[Editorial note: It is actually a MacBookPro 17, as is pointed out in a friendly comment below]
Here’s what it is like to buy your first Mac.
1. The number of purchase decisions are far fewer
2. It arrives in a beautiful box. You slip it out of the box, set the instructions aside as unnecessary, plug it in, turn it on. The machine is very beautiful. It asks you your name. The fonts are very beautiful.
Then it works.
Mac people laugh at you if you buy a book about how to use it; the culture is; use it, poke around.
Parallels lets you run XP and/or Vista on your Mac in a window or full screen; it is one of the easiest, fastest and nicest VM software packages I’ve seen.
I plugged my 500Gig external hard disk into the mac, formatted it and it worked (3 minutes). I plugged my two button optical wireless mouse in, worked great. I plugged my monitor from my Dell laptop in, worked instantly. I plugged my network in, worked perfectly, instantly and with zero setup.
The kicker was that setting up XP through Parallels on the Mac was faster and an order of magnitude easier than it was on my Dell. Cracked me up; the Mac answered all the questions for me; I just sat back and watched it work.
I hear the Mac folks are afraid that Microsoft is selling Silverlight as cross-platform today but might “walk away”from the Mac at “any moment.” But I just don’t buy it; the Mac is too much fun, and once a lot of Vista and XP users get our hands on it, using Silverlight applications that run both on Vista and on the Mac — well, I wonder if Silverlight won’t eventually sell more Macs than it does Dell machines.
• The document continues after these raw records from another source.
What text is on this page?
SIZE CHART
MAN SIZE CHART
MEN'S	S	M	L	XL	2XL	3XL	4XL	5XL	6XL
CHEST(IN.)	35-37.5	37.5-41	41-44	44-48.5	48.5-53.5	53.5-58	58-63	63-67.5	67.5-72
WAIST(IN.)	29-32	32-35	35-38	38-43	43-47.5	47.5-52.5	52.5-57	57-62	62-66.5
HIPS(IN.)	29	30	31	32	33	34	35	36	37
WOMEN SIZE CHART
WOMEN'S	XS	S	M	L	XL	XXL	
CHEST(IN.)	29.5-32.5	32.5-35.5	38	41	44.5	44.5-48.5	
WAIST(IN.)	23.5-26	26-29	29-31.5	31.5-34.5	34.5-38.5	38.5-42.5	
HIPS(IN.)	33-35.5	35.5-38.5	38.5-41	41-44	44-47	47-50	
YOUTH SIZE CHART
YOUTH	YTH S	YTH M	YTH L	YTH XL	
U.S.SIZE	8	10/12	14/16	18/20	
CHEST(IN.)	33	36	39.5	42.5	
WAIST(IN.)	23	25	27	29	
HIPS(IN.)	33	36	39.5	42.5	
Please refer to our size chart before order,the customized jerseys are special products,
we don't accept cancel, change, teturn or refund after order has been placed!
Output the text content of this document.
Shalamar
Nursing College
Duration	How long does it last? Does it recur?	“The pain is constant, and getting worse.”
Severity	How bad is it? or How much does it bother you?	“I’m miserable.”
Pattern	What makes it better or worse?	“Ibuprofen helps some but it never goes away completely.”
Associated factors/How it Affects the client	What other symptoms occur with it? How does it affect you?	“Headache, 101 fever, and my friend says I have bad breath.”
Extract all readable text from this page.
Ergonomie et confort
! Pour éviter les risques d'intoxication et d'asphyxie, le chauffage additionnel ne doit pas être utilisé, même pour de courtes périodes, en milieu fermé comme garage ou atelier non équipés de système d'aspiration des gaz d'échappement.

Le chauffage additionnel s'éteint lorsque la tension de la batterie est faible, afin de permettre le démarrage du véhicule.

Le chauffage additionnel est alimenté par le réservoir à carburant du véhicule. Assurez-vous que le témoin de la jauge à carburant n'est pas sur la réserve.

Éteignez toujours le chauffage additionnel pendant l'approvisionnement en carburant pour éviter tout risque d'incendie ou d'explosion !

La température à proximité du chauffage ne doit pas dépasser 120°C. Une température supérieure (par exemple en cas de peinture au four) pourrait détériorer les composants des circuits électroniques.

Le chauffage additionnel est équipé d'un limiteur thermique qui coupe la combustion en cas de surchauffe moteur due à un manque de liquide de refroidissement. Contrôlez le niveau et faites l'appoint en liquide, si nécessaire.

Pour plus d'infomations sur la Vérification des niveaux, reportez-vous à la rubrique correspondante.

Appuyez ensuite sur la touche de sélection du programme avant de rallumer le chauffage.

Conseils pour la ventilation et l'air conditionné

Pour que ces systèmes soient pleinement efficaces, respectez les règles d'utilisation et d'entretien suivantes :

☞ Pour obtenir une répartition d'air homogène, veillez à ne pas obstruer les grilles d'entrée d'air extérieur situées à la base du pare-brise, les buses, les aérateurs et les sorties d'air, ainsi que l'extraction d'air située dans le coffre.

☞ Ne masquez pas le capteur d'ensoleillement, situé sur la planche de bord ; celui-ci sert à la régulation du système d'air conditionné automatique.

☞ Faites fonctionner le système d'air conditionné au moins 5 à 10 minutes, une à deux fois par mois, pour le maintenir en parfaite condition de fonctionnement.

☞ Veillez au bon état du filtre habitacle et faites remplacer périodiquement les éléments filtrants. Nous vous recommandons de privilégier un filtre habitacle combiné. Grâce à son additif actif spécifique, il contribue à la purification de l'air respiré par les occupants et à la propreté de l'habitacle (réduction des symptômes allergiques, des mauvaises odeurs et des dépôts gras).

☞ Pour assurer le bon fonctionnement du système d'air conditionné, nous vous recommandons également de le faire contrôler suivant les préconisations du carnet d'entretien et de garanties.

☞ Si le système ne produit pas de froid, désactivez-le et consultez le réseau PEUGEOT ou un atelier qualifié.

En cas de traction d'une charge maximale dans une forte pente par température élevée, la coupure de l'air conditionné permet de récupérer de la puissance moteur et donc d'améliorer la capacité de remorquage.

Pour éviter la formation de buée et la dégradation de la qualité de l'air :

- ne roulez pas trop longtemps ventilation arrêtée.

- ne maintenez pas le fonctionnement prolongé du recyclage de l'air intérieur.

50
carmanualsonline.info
Niftiest program so far: video conferencing through AIM; there is something very nice about seeing the person you’re talking to, for free, with very solid full motion video. Yes, it takes a very big pipe, but FIOS is cheap these days, and the Mac makes it painless.
Meanwhile, the more I program with Silverlight, the more impressed I am.
I took my Mac to Milwaukee to give a presentation about Silverlight and .NET 3. The great news was that Keynote (PowerPoint for the Mac but faster, easier, better in every way) worked great, and it wowed them. The even better news was that Vista running under Parallels, with ORCAS and .NET 3 worked like a charm (though, I admit a bit slower than on my dedicated Dell. On the other hand my dedicated Dell now has 4 Gig of RAM, 4 Gig of ReadyBurst, and an upgraded video card with 1/2 gig on board memory).
What was most fun was the unending grumbling about my using a Mac to make a Windows presentation. It is a brave new world.
One humbling thing I learned and it is important to keep in mind is that most of the folks there (and these were all business folks who signed up out of personal interest) are working in companies who are still working in .NET 1.1, and just beginning to transition to 2.0; the challenge for Microsoft, clearly, will be convincing folks that 3.0 (which is a very big step) is worth taking any time soon.